R$^2$Energy: A Large-Scale Benchmark for Robust Renewable Energy Forecasting under Diverse and Extreme Conditions

TL;DR

R$^2$Energy is a comprehensive benchmark dataset for evaluating renewable energy forecasting models under diverse and extreme weather conditions, emphasizing robustness and fairness in model comparison.

Contribution

The paper introduces R$^2$Energy, a large-scale, diverse dataset with a standardized evaluation framework for assessing the robustness of renewable energy forecasting models.

Findings

Robustness gap identified under extreme weather conditions.

Model reliability depends more on meteorological integration than complexity.
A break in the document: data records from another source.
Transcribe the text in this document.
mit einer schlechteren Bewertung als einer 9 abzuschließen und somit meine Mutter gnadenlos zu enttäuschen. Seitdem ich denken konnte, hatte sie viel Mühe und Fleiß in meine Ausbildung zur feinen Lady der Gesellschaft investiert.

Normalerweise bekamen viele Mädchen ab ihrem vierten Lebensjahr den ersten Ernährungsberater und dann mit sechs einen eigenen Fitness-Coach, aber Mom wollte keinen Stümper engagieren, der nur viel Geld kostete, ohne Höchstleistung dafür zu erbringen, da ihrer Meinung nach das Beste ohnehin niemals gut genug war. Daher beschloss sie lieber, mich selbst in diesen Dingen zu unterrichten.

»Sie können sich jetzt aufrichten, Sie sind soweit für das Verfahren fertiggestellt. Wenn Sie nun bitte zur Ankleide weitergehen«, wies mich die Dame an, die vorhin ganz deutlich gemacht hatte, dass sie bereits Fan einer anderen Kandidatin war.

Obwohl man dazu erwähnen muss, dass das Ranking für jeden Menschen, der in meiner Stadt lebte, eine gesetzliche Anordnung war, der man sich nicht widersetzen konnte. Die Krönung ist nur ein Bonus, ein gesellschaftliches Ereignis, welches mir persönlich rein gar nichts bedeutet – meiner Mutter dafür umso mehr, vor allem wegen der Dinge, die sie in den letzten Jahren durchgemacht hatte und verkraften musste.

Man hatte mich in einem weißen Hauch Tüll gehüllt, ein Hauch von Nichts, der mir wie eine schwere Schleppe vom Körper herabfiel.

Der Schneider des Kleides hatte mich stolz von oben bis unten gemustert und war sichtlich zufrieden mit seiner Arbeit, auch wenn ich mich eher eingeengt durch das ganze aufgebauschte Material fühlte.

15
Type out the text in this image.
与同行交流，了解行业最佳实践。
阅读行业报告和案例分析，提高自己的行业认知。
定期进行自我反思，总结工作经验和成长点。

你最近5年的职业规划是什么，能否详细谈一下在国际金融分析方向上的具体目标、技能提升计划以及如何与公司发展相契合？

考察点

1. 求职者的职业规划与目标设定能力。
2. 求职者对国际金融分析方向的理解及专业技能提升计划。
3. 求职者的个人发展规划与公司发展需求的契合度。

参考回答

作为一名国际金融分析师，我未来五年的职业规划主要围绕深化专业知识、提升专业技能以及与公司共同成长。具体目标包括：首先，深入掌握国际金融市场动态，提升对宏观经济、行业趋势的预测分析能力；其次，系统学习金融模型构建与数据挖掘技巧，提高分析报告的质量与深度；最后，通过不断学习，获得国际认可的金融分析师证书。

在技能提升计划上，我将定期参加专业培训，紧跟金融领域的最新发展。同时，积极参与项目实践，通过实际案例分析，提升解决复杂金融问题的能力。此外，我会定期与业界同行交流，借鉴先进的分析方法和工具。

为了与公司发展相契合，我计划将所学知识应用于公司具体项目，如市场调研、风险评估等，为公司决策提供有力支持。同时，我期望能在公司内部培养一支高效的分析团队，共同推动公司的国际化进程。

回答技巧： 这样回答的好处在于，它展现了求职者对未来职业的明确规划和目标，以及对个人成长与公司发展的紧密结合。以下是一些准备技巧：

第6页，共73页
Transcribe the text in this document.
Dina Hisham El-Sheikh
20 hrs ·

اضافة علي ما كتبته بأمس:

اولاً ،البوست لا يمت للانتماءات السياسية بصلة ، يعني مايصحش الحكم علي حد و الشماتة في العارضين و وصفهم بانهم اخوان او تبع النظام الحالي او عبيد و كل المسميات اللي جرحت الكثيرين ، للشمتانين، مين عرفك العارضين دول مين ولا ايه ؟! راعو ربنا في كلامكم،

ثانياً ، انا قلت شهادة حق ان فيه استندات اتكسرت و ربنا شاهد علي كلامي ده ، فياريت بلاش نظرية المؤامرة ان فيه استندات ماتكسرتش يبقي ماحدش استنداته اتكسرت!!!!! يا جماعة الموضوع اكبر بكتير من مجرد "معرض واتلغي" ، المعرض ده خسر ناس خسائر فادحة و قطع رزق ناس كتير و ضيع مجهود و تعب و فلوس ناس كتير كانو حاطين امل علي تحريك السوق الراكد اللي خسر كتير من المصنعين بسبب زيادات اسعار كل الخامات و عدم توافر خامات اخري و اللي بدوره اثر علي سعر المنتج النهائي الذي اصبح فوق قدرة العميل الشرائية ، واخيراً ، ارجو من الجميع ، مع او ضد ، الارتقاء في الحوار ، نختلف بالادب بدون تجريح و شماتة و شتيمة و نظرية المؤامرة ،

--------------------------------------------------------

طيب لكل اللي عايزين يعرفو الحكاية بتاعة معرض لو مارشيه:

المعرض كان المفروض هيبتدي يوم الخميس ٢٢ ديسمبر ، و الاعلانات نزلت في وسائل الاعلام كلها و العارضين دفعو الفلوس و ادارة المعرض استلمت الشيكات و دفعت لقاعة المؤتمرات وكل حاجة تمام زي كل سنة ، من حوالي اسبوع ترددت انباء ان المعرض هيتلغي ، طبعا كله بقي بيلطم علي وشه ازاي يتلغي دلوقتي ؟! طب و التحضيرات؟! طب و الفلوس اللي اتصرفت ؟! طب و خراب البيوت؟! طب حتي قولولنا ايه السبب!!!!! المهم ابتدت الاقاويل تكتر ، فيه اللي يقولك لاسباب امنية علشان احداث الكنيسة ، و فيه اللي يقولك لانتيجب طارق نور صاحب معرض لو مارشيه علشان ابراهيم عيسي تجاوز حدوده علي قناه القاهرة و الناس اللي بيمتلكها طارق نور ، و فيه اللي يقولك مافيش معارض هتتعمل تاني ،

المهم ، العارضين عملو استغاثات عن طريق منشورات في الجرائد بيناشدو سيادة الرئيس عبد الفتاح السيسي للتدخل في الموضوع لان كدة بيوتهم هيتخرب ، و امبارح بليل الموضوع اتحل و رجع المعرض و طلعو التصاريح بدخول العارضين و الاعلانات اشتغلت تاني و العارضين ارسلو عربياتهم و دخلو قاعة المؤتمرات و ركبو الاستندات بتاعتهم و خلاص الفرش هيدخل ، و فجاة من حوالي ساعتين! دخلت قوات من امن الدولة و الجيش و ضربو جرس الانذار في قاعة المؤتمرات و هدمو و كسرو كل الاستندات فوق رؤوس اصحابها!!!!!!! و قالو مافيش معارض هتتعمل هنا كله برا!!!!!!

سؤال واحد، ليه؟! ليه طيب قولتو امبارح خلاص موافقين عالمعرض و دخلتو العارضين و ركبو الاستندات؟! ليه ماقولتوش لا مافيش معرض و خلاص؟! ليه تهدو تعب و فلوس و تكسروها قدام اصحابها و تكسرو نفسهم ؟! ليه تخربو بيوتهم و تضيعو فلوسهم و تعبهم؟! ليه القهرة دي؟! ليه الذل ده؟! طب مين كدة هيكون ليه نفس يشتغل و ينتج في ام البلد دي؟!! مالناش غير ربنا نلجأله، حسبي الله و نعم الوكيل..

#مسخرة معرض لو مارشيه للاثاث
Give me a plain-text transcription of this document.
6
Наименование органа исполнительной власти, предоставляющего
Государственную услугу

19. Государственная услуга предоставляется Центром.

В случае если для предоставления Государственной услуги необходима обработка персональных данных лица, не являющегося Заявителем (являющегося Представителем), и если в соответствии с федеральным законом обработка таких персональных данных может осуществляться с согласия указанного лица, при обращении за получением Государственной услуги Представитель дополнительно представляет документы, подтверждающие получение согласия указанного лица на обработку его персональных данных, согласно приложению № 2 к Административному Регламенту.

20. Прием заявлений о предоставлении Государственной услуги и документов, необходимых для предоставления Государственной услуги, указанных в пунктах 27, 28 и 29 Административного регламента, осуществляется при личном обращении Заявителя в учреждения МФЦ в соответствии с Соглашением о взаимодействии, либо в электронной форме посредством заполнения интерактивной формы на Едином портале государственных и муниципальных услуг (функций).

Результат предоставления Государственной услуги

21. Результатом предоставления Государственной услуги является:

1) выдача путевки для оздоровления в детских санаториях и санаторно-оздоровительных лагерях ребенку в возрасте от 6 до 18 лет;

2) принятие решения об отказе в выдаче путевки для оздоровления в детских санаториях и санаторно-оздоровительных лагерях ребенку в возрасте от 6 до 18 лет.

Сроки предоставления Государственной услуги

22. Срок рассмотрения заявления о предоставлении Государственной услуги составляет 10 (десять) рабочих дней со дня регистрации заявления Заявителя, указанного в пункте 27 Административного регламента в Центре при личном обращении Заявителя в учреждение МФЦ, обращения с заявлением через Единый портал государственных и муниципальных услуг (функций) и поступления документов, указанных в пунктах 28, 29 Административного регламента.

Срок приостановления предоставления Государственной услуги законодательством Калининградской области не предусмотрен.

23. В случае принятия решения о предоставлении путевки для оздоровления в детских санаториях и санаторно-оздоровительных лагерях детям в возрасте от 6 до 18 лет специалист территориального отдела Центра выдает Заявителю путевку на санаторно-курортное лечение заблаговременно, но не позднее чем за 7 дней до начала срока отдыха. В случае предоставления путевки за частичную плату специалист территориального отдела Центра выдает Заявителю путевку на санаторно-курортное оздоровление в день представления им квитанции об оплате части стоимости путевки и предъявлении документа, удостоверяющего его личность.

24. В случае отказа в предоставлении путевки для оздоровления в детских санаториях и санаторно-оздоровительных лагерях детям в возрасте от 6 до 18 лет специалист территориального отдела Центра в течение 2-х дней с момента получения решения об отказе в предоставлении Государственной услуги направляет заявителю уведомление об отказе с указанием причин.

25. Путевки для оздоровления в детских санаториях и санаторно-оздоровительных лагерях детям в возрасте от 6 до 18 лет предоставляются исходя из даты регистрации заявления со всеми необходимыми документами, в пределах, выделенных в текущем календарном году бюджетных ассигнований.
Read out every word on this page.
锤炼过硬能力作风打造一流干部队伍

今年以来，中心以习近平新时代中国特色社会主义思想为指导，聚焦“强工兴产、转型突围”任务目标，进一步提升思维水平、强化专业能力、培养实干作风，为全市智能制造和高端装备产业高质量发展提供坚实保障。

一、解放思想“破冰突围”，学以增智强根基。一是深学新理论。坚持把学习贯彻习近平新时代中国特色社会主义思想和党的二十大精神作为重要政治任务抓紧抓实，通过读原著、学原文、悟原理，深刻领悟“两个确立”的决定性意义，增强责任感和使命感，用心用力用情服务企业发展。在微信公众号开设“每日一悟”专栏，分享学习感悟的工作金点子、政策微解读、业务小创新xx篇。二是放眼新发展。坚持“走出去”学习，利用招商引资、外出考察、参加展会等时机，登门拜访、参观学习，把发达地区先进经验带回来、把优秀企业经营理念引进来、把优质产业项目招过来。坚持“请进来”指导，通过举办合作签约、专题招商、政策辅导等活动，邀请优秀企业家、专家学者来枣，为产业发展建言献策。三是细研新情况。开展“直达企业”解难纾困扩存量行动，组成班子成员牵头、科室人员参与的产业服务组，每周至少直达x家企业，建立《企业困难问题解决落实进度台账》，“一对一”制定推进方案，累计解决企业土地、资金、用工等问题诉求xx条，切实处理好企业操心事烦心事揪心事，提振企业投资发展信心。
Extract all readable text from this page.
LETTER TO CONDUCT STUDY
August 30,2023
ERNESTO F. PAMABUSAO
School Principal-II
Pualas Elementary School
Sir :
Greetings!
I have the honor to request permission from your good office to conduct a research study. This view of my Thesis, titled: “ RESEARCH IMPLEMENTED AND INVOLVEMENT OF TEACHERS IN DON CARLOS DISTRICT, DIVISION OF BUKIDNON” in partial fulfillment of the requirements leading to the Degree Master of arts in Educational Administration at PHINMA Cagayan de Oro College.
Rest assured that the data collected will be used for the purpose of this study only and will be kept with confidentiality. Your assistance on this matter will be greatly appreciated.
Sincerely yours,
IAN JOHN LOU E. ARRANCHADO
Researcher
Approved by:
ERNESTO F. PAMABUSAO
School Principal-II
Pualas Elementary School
Benchmark facilitates fair comparison of forecasting architectures.

Abstract

The rapid expansion of renewable energy, particularly wind and solar power, has made reliable forecasting critical for power system operations. While recent deep learning models have achieved strong average accuracy, the increasing frequency and intensity of climate-driven extreme weather events pose severe threats to grid stability and operational security. Consequently, developing robust forecasting models that can withstand volatile conditions has become a paramount challenge. In this paper, we present R$^2$Energy, a large-scale benchmark for NWP-assisted renewable energy forecasting. It comprises over 10.7 million high-fidelity hourly records from 902 wind and solar stations across four provinces in China, providing the diverse meteorological conditions necessary to capture the wide-ranging variability of renewable generation. We further establish a standardized, leakage-free forecasting paradigm that grants all models identical access to future Numerical Weather Prediction (NWP) signals, enabling fair and reproducible comparison across state-of-the-art representative forecasting architectures. Beyond aggregate accuracy, we incorporate regime-wise evaluation with expert-aligned extreme weather annotations, uncovering a critical ``robustness gap'' typically obscured by average metrics. This gap reveals a stark robustness-complexity trade-off: under extreme conditions, a model's reliability is driven by its meteorological integration strategy rather than its architectural complexity. R$^2$Energy provides a principled foundation for evaluating and developing forecasting models for safety-critical power system applications.